Por qué todo esto lo protege a usted (notario, registro y antilavado)
Puede parecer que hay muchos pasos y muchas firmas, pero cada uno existe para protegerlo, sobre todo a usted que compra de fuera y no puede estar vigilando todo. Vale la pena entender de dónde viene esa seguridad.
El notario da fe pública: no es un simple trámite, es un funcionario que responde por la legalidad de lo que firma y que está obligado a verificar que la propiedad exista, esté libre y se venda por quien de verdad es su dueño. El Registro Público de la Propiedad deja constancia oficial y pública de que usted es el titular, de modo que nadie pueda aparecer después alegando otra cosa.
Y está la ley antilavado (su nombre largo es Ley Federal para la Prevención e Identificación de Operaciones con Recursos de Procedencia Ilícita). Esa ley considera la actividad inmobiliaria una "actividad vulnerable", lo que significa que las inmobiliarias y los notarios están obligados a identificar a sus clientes y a reportar ciertas operaciones.

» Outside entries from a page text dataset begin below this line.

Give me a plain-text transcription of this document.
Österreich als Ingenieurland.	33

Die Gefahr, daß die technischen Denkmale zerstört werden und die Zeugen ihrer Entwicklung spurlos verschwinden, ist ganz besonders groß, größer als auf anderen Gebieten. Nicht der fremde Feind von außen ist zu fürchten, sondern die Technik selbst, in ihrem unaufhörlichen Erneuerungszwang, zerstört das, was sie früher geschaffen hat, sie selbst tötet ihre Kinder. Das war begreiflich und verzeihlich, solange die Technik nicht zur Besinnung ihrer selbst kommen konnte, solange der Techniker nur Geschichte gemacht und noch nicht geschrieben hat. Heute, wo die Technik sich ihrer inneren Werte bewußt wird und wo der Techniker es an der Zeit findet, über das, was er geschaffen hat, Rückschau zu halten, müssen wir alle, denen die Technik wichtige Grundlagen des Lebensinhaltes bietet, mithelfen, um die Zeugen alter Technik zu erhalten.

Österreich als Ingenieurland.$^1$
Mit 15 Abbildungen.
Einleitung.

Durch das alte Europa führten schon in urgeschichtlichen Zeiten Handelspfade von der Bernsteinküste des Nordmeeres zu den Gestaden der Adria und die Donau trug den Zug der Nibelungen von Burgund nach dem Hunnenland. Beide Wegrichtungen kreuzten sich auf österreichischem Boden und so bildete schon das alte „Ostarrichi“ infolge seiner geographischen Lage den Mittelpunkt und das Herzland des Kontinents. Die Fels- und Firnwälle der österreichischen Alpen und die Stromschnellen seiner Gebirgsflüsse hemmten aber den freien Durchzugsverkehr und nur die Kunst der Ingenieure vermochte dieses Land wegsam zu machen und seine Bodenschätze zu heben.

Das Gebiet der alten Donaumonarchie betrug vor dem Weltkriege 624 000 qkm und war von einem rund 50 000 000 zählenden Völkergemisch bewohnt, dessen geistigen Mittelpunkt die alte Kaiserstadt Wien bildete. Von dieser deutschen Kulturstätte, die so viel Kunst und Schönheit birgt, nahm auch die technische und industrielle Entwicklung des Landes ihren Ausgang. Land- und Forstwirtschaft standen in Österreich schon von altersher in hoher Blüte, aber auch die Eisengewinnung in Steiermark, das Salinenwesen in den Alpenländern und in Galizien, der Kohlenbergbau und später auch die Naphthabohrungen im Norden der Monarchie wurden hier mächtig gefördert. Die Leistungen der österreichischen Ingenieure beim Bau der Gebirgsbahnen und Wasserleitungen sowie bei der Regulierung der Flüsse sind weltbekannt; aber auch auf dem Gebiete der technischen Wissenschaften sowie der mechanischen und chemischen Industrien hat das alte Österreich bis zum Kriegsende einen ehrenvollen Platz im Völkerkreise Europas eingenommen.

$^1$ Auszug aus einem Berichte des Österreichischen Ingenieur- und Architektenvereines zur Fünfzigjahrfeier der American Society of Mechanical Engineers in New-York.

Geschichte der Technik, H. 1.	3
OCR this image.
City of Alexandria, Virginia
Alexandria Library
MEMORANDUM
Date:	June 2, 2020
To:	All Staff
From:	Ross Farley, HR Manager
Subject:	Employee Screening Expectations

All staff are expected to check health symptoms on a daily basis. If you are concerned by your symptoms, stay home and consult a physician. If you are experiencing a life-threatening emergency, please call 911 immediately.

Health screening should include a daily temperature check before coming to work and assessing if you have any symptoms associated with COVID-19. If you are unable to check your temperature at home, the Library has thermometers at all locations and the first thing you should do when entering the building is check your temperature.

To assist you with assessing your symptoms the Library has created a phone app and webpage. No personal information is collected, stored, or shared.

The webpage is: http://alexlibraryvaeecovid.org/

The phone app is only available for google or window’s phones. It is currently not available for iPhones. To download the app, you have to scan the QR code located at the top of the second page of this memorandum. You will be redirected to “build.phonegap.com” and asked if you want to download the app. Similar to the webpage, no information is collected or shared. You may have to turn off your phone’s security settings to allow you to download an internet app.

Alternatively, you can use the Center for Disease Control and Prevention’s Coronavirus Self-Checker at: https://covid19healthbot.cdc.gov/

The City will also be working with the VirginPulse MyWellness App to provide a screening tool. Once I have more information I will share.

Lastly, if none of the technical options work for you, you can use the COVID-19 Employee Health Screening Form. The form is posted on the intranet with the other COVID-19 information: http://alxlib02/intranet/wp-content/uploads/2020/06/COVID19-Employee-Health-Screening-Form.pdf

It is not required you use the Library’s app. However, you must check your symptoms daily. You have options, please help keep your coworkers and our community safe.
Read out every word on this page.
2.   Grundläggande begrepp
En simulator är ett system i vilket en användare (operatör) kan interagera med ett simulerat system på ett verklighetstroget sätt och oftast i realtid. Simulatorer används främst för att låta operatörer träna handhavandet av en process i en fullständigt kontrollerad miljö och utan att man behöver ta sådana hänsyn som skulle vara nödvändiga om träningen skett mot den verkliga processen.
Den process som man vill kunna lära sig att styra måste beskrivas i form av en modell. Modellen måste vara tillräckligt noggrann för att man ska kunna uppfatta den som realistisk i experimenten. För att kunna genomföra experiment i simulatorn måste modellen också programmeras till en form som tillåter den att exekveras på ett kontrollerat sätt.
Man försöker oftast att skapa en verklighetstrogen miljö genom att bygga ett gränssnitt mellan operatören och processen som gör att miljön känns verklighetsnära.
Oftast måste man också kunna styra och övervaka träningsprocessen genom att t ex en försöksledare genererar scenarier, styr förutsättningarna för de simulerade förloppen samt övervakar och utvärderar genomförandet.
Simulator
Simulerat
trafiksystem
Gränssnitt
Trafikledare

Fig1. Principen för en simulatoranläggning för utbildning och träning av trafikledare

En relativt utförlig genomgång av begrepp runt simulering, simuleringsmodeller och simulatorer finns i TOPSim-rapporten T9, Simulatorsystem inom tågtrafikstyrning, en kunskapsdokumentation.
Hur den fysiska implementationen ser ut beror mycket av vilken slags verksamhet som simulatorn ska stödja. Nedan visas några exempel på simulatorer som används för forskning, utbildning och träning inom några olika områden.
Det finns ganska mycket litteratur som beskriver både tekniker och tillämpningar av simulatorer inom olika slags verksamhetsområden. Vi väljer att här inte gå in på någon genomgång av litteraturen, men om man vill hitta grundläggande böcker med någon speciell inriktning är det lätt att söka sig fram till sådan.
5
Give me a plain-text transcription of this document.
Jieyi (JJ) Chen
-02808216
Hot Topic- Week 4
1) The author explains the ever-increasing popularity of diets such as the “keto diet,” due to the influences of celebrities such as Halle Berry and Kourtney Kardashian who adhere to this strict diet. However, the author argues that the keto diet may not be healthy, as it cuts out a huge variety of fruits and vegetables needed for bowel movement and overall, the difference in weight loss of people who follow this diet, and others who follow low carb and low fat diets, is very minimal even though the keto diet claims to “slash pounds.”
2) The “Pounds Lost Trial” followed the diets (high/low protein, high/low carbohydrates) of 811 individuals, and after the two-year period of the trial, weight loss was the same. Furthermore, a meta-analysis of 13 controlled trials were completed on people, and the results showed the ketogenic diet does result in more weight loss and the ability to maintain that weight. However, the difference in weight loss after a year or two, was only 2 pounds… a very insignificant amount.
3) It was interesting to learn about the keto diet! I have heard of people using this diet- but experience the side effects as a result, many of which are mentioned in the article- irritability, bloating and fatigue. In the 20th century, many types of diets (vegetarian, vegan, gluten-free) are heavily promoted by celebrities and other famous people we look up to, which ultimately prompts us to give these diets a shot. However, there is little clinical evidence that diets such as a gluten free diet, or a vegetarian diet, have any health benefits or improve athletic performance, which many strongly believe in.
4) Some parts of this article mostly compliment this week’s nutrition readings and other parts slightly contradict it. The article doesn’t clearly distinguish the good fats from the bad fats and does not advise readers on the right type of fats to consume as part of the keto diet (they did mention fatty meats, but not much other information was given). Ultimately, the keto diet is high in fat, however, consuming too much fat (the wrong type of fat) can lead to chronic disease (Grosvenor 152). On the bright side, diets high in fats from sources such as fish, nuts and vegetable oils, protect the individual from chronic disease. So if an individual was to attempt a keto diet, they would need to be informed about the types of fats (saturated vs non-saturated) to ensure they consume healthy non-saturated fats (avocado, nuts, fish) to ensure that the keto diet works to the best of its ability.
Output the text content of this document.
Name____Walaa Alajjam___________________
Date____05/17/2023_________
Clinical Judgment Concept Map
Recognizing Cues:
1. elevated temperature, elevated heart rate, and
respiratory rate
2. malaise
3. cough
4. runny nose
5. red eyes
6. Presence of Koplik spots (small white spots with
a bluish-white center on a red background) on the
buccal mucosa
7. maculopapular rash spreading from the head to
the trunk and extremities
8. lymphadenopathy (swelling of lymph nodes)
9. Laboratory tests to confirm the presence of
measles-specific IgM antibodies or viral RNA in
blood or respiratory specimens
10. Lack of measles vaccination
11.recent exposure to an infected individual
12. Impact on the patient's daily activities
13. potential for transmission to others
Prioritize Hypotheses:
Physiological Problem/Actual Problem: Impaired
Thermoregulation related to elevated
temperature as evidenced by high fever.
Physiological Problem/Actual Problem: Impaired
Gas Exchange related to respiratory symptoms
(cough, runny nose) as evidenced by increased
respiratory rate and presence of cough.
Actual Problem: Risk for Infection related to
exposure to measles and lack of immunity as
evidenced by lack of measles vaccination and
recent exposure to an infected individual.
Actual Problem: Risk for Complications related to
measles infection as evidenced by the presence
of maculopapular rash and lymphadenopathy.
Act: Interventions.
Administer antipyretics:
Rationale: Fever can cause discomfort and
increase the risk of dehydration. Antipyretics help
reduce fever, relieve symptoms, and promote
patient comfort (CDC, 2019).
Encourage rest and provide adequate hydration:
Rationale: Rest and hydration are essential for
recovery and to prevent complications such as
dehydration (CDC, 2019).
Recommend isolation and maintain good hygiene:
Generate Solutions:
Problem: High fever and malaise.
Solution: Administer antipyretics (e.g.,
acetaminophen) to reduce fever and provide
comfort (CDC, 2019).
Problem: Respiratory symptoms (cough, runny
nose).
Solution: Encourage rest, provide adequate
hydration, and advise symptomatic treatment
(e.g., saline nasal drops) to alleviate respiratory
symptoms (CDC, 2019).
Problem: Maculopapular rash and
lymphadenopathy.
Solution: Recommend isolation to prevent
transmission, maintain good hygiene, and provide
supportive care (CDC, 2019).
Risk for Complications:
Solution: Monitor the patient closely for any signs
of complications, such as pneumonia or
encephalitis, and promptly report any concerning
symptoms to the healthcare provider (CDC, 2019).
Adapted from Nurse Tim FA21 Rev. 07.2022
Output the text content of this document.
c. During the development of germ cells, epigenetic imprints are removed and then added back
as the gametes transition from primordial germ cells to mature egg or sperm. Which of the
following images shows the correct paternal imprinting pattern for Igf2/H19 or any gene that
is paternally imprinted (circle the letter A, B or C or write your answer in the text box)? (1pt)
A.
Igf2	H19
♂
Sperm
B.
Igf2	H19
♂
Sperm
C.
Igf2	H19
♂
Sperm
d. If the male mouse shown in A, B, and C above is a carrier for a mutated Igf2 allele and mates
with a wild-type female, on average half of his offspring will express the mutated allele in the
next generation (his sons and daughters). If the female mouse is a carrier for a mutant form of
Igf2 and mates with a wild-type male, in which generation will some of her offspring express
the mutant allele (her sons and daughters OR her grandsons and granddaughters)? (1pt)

Para usted eso se traduce en dos cosas: le pedirán identificación y comprobante de domicilio (es normal y es la ley, no desconfianza), y las operaciones grandes no pueden pagarse en efectivo. La propia ley prohíbe pagar en efectivo un inmueble a partir de cierto monto (unos 940 mil pesos en 2026), así que el pago va por banco y queda rastro limpio de dónde salió el dinero. Lejos de ser un estorbo, esto es justo lo que hace que comprar en México sea seguro: el que cumple, compra tranquilo.